Em Dn 10, o profeta Daniel jejua por vinte e um dias, ao final dos quais um anjo em forma de homem lhe aparece para revelar acontecimentos futuros. O anjo lhe informa que sua oração foi ouvida desde o primeiro dia, quando ele veio a Daniel. Porém, o anjo continua, “O príncipe do reino dos persas resistiu-me durante vinte e um dias, mas Miguel, um dos primeiros príncipes, veio em meu socorro” (Dn 10, 13). O príncipe do reino dos persas não é o rei dos persas. Quando Dn 10–12 fala de um rei humano, usa a palavra “rei” (10, 1. 13; 11, 2. 5-9. 11. 13-15. 25. 27. 36. 40). A palavra “príncipe” aqui normalmente indica anjos, bons ou maus. Assim, o anjo enviado a Daniel sofreu resistência de outro anjo, príncipe dos persas. É, então, que aparece São Miguel. Ele é descrito como “um dos primeiros príncipes” e socorre o anjo que fala com Daniel.

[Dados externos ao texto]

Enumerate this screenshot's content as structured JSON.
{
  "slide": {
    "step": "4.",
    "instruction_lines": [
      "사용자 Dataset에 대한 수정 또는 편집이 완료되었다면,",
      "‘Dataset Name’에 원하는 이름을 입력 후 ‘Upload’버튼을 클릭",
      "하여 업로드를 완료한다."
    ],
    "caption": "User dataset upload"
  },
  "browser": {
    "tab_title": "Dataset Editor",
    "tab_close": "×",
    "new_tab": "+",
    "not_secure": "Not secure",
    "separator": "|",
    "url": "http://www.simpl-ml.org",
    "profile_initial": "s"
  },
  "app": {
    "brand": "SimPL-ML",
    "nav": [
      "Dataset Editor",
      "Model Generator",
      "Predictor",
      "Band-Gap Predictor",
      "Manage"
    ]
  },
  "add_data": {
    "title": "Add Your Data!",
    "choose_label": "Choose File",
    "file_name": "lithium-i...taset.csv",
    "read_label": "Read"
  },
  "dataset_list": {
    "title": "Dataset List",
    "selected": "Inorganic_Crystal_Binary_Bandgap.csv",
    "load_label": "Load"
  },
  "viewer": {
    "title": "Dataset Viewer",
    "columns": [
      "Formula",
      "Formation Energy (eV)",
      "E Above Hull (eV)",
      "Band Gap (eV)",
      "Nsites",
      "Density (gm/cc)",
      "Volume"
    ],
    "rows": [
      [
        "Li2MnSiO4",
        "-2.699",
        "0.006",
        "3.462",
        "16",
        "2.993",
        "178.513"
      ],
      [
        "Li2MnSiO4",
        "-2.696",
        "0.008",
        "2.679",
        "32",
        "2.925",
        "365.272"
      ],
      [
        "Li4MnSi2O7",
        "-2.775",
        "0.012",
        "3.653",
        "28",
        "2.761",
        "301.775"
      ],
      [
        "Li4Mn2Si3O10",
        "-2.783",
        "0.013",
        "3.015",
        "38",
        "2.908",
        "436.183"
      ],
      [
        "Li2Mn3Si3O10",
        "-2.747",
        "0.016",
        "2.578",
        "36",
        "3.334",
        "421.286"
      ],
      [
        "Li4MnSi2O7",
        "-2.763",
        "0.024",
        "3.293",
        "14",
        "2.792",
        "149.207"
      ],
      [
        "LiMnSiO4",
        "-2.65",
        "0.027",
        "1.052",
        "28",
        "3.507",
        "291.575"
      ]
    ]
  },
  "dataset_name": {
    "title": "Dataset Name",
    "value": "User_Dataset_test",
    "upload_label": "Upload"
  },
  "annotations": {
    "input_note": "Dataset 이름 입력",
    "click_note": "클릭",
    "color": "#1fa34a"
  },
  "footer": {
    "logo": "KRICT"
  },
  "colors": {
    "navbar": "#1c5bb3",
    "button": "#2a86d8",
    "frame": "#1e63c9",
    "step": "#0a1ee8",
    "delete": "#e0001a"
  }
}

Mais adiante, o anjo diz: “Agora devo voltar, para combater contra o príncipe dos persas. Eu sairei, e logo o príncipe dos gregos virá. Entretanto, eu te anunciarei o que está expresso na escritura da verdade; e ninguém me ajuda senão Miguel, vosso príncipe” (Dn 10, 20-21). Agora, Miguel é apresentado como “vosso príncipe”, isto é, príncipe do povo de Daniel, o povo de Deus, e novamente é aquele que ajuda o anjo no combate contra o príncipe dos persas e contra o príncipe dos gregos.

O anjo prossegue contando a Daniel a história do povo de Deus no período de dominação persa e grega (Dn 11), concentrando-se especialmente em Antíoco Epífanes, grande inimigo do povo de Deus entre 175 e 164 a.C., passando possivelmente pelo primeiro século da era cristã e, talvez, chegando até os finais dos tempos. Depois de descrever a derrota do inimigo escatológico do povo de Deus no final do capítulo 11, o anjo revela a Daniel: “Naquele dia se levantará Miguel, o grande príncipe, que se apresenta em favor dos filhos do teu povo. Será um tempo de angústia, tal como jamais houve, desde que as nações começaram a existir, até aquele tempo. Naquele tempo será salvo o teu povo, todo aquele que for achado inscrito no livro” (Dn 12, 1). Aqui, Miguel é descrito como o “grande príncipe” que assume a causa do povo de Deus no tempo de grande angústia que antecede a ressurreição dos mortos (Dn 12, 2).

Outra referência ao Arcanjo São Miguel aparece em Jd 9. Ao falar de falsos profetas que desprezam a Dominação e insultam os seres gloriosos, São Judas os contrapõe ao exemplo de São Miguel: “No entanto, o arcanjo Miguel, quando estava disputando com o diabo o corpo de Moisés, não ousou lançar contra ele a acusação de blasfêmia, mas apenas lhe disse: ‘O Senhor te repreenda’” (Jd 9).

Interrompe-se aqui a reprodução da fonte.